You can already see the scene …
Heads dip down as realization dawns. Then some heads start to lift up again when they realize they’re not the only one whose business is not actually giving them want really matters.
Initial, tentative chuckles within the crowd build to more ironic laughter as they recognize the reality of their situation.
They’ve just revealed themselves to be under the spell of The Busyness Delusion.
It’s endemic, but it’s also cultural. There really is a metaphorical badge of honour for busyness. It really has become a proxy measure for success.
And here’s where it leads….
Those readers already familiar with project management situations will know that all projects have three competing requirements. Typically these are Time, Quality and Cost. More prosaically, “I want you to deliver this project on time, to the best quality and on budget.”
There’s a famous case from the annals of NASA project management, where a robust and highly experienced project manager found himself in the cross-hairs of a Board Review of his particular project.
He had listened patiently to the “powers that be”, berating him for cost over-runs and what appeared to be insufficient progress. His retort was simple, it was powerful, and it was direct: “Time, Cost, Safety – pick two.”
The message was crystal clear: if you want to be certain of an astronauts’ safety, then you’ve got to accept either time or cost over-runs. If you’re hell-bent on having this project delivered on time, then either we’ve got to be prepared to spend whatever we need to ensure safety, or else we can hit the time and fiscal targets, but it might be at the expense of a high altitude explosion, and some too-early funerals.
It takes a clear thinker and a mastery of subject to make the “pick two” statement. And we can all learn from that … if we take the time to think.
If you are running a business, you have three competing objectives – achieving financial security (and more), managing everything that’s going on … and, if you’re not under the Busyness Delusion … having a life worth living.
As the NASA project manager might say, “Own business, financial success, great love-life – pick two.”
The way that many businesses are run, this does seem to be the reality. Without meaning to, many business owners are choosing the route to financial success in their own business by being super busy.
Fear of Losing Everything
And sadly, when the Busyness Delusion is in control, it’s personal relationships that are most seriously tested.
It’s easy to understand why. “We love each other – we’re good. The business needs me more. If I neglect the business, we’ll lose everything.”

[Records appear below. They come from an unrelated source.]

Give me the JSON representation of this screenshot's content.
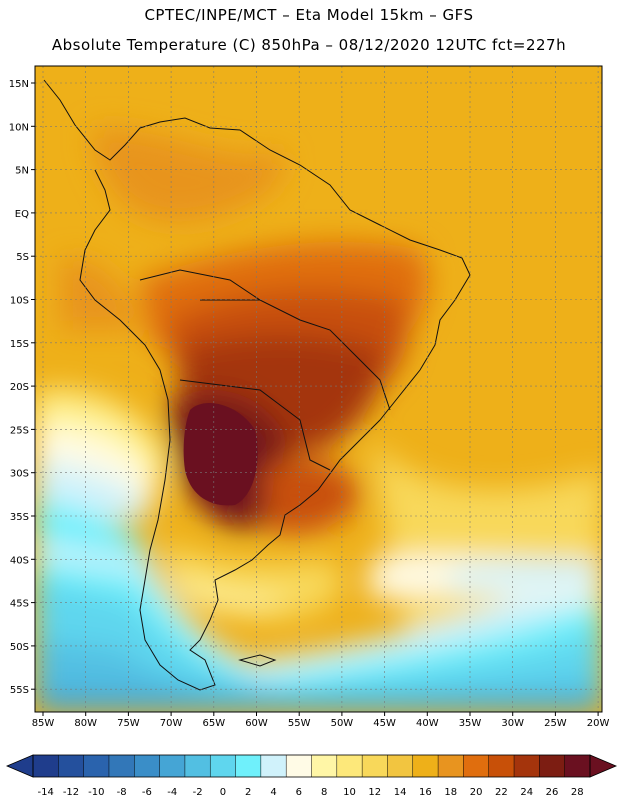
{
  "header": {
    "line1": "CPTEC/INPE/MCT –  Eta Model 15km – GFS",
    "line2": "Absolute Temperature (C) 850hPa – 08/12/2020 12UTC fct=227h"
  },
  "map": {
    "lat_labels": [
      "15N",
      "10N",
      "5N",
      "EQ",
      "5S",
      "10S",
      "15S",
      "20S",
      "25S",
      "30S",
      "35S",
      "40S",
      "45S",
      "50S",
      "55S"
    ],
    "lon_labels": [
      "85W",
      "80W",
      "75W",
      "70W",
      "65W",
      "60W",
      "55W",
      "50W",
      "45W",
      "40W",
      "35W",
      "30W",
      "25W",
      "20W"
    ]
  },
  "legend": {
    "labels": [
      "-14",
      "-12",
      "-10",
      "-8",
      "-6",
      "-4",
      "-2",
      "0",
      "2",
      "4",
      "6",
      "8",
      "10",
      "12",
      "14",
      "16",
      "18",
      "20",
      "22",
      "24",
      "26",
      "28"
    ],
    "colors": [
      "#1f3d8c",
      "#24509d",
      "#2a63ad",
      "#3277b8",
      "#3a8ec8",
      "#45a5d5",
      "#52bfe2",
      "#5fd6ee",
      "#6ff0fb",
      "#d0f2fb",
      "#fffbe6",
      "#fff6a6",
      "#fde87a",
      "#f8d85a",
      "#f2c540",
      "#eeb019",
      "#e8941f",
      "#e06e0e",
      "#c85008",
      "#a4340c",
      "#7c1d12",
      "#6a1020"
    ]
  },
  "colors": {
    "frame": "#000000",
    "grid": "#777777",
    "coast": "#111111"
  }
}
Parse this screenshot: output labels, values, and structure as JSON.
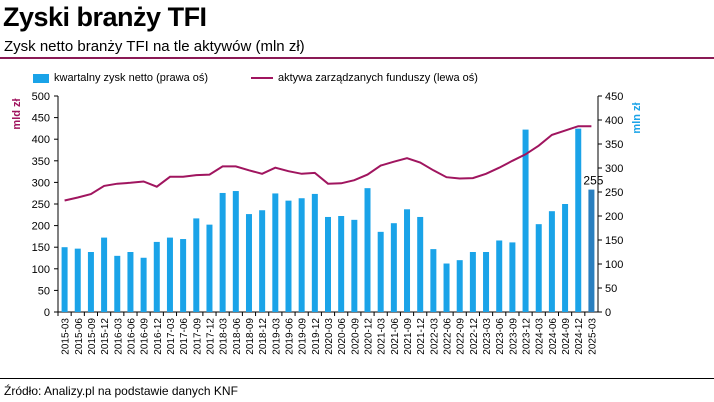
{
  "header": {
    "title": "Zyski branży TFI",
    "subtitle": "Zysk netto branży TFI na tle aktywów (mln zł)"
  },
  "footer": {
    "source": "Źródło: Analizy.pl na podstawie danych KNF"
  },
  "colors": {
    "bar": "#1aa3e8",
    "bar_last": "#2a7fbf",
    "line": "#a0155f",
    "rule": "#8a1a55",
    "left_axis_label": "#a0155f",
    "right_axis_label": "#1aa3e8"
  },
  "chart_data": {
    "type": "bar",
    "categories": [
      "2015-03",
      "2015-06",
      "2015-09",
      "2015-12",
      "2016-03",
      "2016-06",
      "2016-09",
      "2016-12",
      "2017-03",
      "2017-06",
      "2017-09",
      "2017-12",
      "2018-03",
      "2018-06",
      "2018-09",
      "2018-12",
      "2019-03",
      "2019-06",
      "2019-09",
      "2019-12",
      "2020-03",
      "2020-06",
      "2020-09",
      "2020-12",
      "2021-03",
      "2021-06",
      "2021-09",
      "2021-12",
      "2022-03",
      "2022-06",
      "2022-09",
      "2022-12",
      "2023-03",
      "2023-06",
      "2023-09",
      "2023-12",
      "2024-03",
      "2024-06",
      "2024-09",
      "2024-12",
      "2025-03"
    ],
    "series": [
      {
        "name": "kwartalny zysk netto (prawa oś)",
        "axis": "right",
        "type": "bar",
        "values": [
          135,
          132,
          125,
          155,
          117,
          125,
          113,
          146,
          155,
          152,
          195,
          182,
          248,
          252,
          204,
          212,
          247,
          232,
          237,
          246,
          198,
          200,
          192,
          258,
          167,
          185,
          214,
          198,
          131,
          101,
          108,
          125,
          125,
          149,
          145,
          380,
          183,
          210,
          225,
          382,
          255
        ]
      },
      {
        "name": "aktywa zarządzanych funduszy (lewa oś)",
        "axis": "left",
        "type": "line",
        "values": [
          258,
          265,
          273,
          292,
          297,
          299,
          302,
          290,
          313,
          313,
          317,
          318,
          337,
          337,
          328,
          320,
          334,
          326,
          320,
          322,
          297,
          298,
          305,
          318,
          339,
          348,
          356,
          346,
          328,
          312,
          309,
          310,
          320,
          334,
          350,
          365,
          385,
          410,
          420,
          430,
          430
        ]
      }
    ],
    "ylabel_left": "mld zł",
    "ylabel_right": "mln zł",
    "ylim_left": [
      0,
      500
    ],
    "ylim_right": [
      0,
      450
    ],
    "yticks_left": [
      0,
      50,
      100,
      150,
      200,
      250,
      300,
      350,
      400,
      450,
      500
    ],
    "yticks_right": [
      0,
      50,
      100,
      150,
      200,
      250,
      300,
      350,
      400,
      450
    ],
    "annotations": [
      {
        "index": 40,
        "text": "255"
      }
    ],
    "grid": false,
    "legend": "top"
  }
}
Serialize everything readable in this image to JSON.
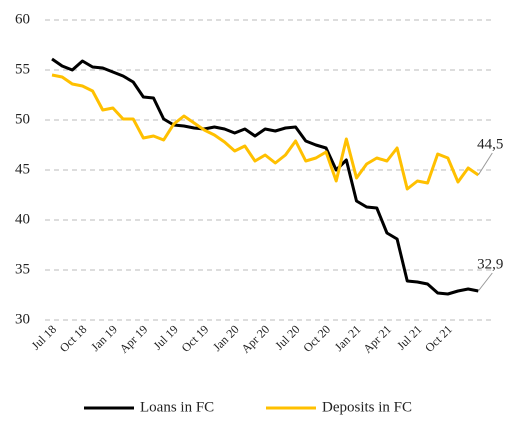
{
  "chart_data": {
    "type": "line",
    "categories": [
      "Jul 18",
      null,
      null,
      "Oct 18",
      null,
      null,
      "Jan 19",
      null,
      null,
      "Apr 19",
      null,
      null,
      "Jul 19",
      null,
      null,
      "Oct 19",
      null,
      null,
      "Jan 20",
      null,
      null,
      "Apr 20",
      null,
      null,
      "Jul 20",
      null,
      null,
      "Oct 20",
      null,
      null,
      "Jan 21",
      null,
      null,
      "Apr 21",
      null,
      null,
      "Jul 21",
      null,
      null,
      "Oct 21",
      null,
      null,
      null
    ],
    "series": [
      {
        "name": "Loans in FC",
        "color": "#000000",
        "values": [
          56.1,
          55.4,
          55.0,
          55.9,
          55.3,
          55.2,
          54.8,
          54.4,
          53.8,
          52.3,
          52.2,
          50.1,
          49.5,
          49.4,
          49.2,
          49.1,
          49.3,
          49.1,
          48.7,
          49.1,
          48.4,
          49.1,
          48.9,
          49.2,
          49.3,
          47.9,
          47.5,
          47.2,
          45.0,
          46.0,
          41.9,
          41.3,
          41.2,
          38.7,
          38.1,
          33.9,
          33.8,
          33.6,
          32.7,
          32.6,
          32.9,
          33.1,
          32.9
        ],
        "value_labels": [
          null,
          null,
          null,
          null,
          null,
          null,
          null,
          null,
          null,
          null,
          null,
          null,
          null,
          null,
          null,
          null,
          null,
          null,
          null,
          null,
          null,
          null,
          null,
          null,
          null,
          null,
          null,
          null,
          null,
          null,
          null,
          null,
          null,
          null,
          null,
          null,
          null,
          null,
          null,
          null,
          null,
          null,
          "32,9"
        ]
      },
      {
        "name": "Deposits in FC",
        "color": "#FFC000",
        "values": [
          54.5,
          54.3,
          53.6,
          53.4,
          52.9,
          51.0,
          51.2,
          50.1,
          50.1,
          48.2,
          48.4,
          48.0,
          49.6,
          50.4,
          49.7,
          49.0,
          48.5,
          47.8,
          46.9,
          47.4,
          45.9,
          46.5,
          45.7,
          46.5,
          47.9,
          45.9,
          46.2,
          46.8,
          43.9,
          48.1,
          44.2,
          45.6,
          46.2,
          45.9,
          47.2,
          43.1,
          43.9,
          43.7,
          46.6,
          46.2,
          43.8,
          45.2,
          44.5
        ],
        "value_labels": [
          null,
          null,
          null,
          null,
          null,
          null,
          null,
          null,
          null,
          null,
          null,
          null,
          null,
          null,
          null,
          null,
          null,
          null,
          null,
          null,
          null,
          null,
          null,
          null,
          null,
          null,
          null,
          null,
          null,
          null,
          null,
          null,
          null,
          null,
          null,
          null,
          null,
          null,
          null,
          null,
          null,
          null,
          "44,5"
        ]
      }
    ],
    "ylim": [
      30,
      60
    ],
    "yticks": [
      30,
      35,
      40,
      45,
      50,
      55,
      60
    ],
    "grid": true,
    "legend": "bottom"
  }
}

Curiously, “everything” doesn’t really mean everything. It means material things. It is rarely meant to include the most important relationship of your life. Common thinking seems to suggest we can take the relationship for granted.
But life’s worth more than that, don’t you think? You’re not sure about that?
I encourage you to read “5 Regrets of the Dying”. It’s very clear what’s important.
As clear as a clearly polished fishbowl.
Full of completely clear water.
With nothing in it.
In other words, what’s important in life is very, very clear.
But does this mean we have to pick only two? Is it impossible to have your own business and financial success and a great love life?
The answer is unequivocally NO.
You do NOT have to pick only two.
It is NOT impossible to have all three.
But it does require an approach that is different from the norm. After all, if it was the norm, then, when I ask the “all 3Fs” question to audiences, there wouldn’t be an embarrassed lowering of heads.
What is the different approach?
It’s how you think.
More specifically, it’s what resources you choose to use.